Financiando terroristas

Mais tarde, John Kerry, que ajudou a negociar o pacto, admitiu que a administração sabia que parte do dinheiro americano iria financiar terroristas.

O que, claro, foi exactamente o que aconteceu e, desde então, o Irão tem colhido baldes de sangue em Israel, no Líbano, na Síria, no Iraque e no Iémen.

Também divulgou contratos de assassinato de Trump e dos ex-assessores Mike Pompeo e John Bolton.

Quando procurou novamente a Casa Branca em 2024, Trump deixou claro que sua posição não havia mudado.
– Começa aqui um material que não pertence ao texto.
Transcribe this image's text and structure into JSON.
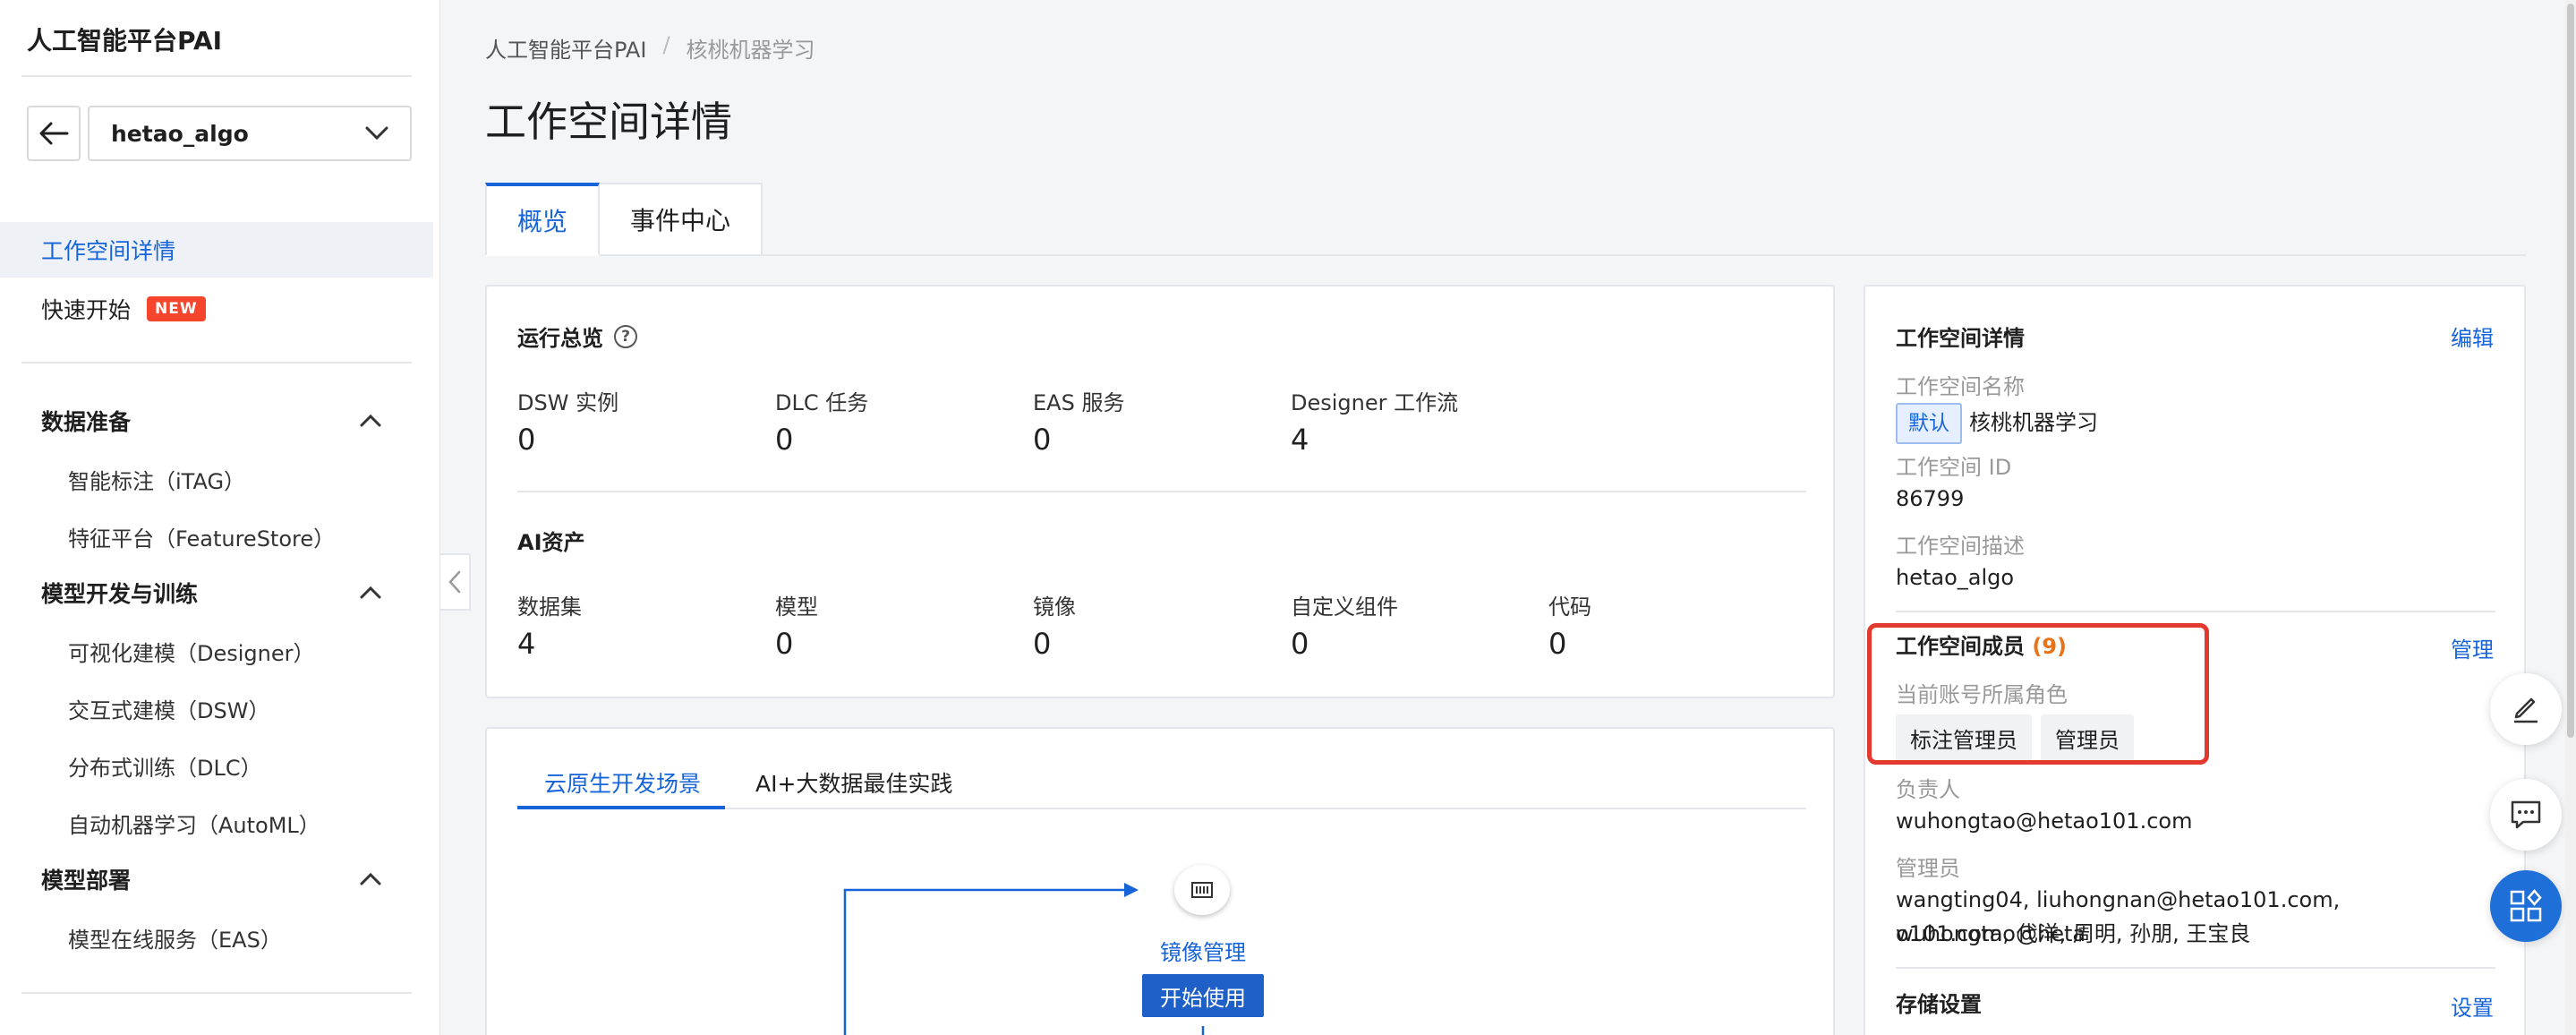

Marcou uma clara diferença com ambos os seus adversários nas eleições gerais, Joe Biden e Kamala Harris, que subscreveram a fantasia de Obama de que o Irão poderia ser subornado e persuadido a voltar a juntar-se à comunidade das nações.

No entanto, o aiatolá nunca demonstrou um só momento de interesse por qualquer uma das suas piedades liberais.

Ele deixou claro que o seu objectivo era espalhar a revolução islâmica por toda a região e, em última análise, por todo o mundo, e fazê-lo através da conquista militar.

Depois, em Junho passado, seis meses após o início do seu segundo mandato, Trump provou que não tinha mudado de ideias e compreendeu que o aiatolá também não.

Ele mostrou que estava falando sério ao enviar bombardeiros stealth B-2 para atacar três instalações nucleares iranianas, como parte da guerra de 12 dias de Israel com o Irã.

A operação, apelidada de Midnight Hammer, envolveu voos diretos de ida e volta de e para a Base Aérea de Whiteman, no Missouri, enquanto os ataques reais duraram apenas 25 minutos.

Nesse período, os bombardeiros lançaram 14 bombas “destruidoras de bunkers”, cada uma pesando 30.000 libras, nas instalações nucleares fortificadas.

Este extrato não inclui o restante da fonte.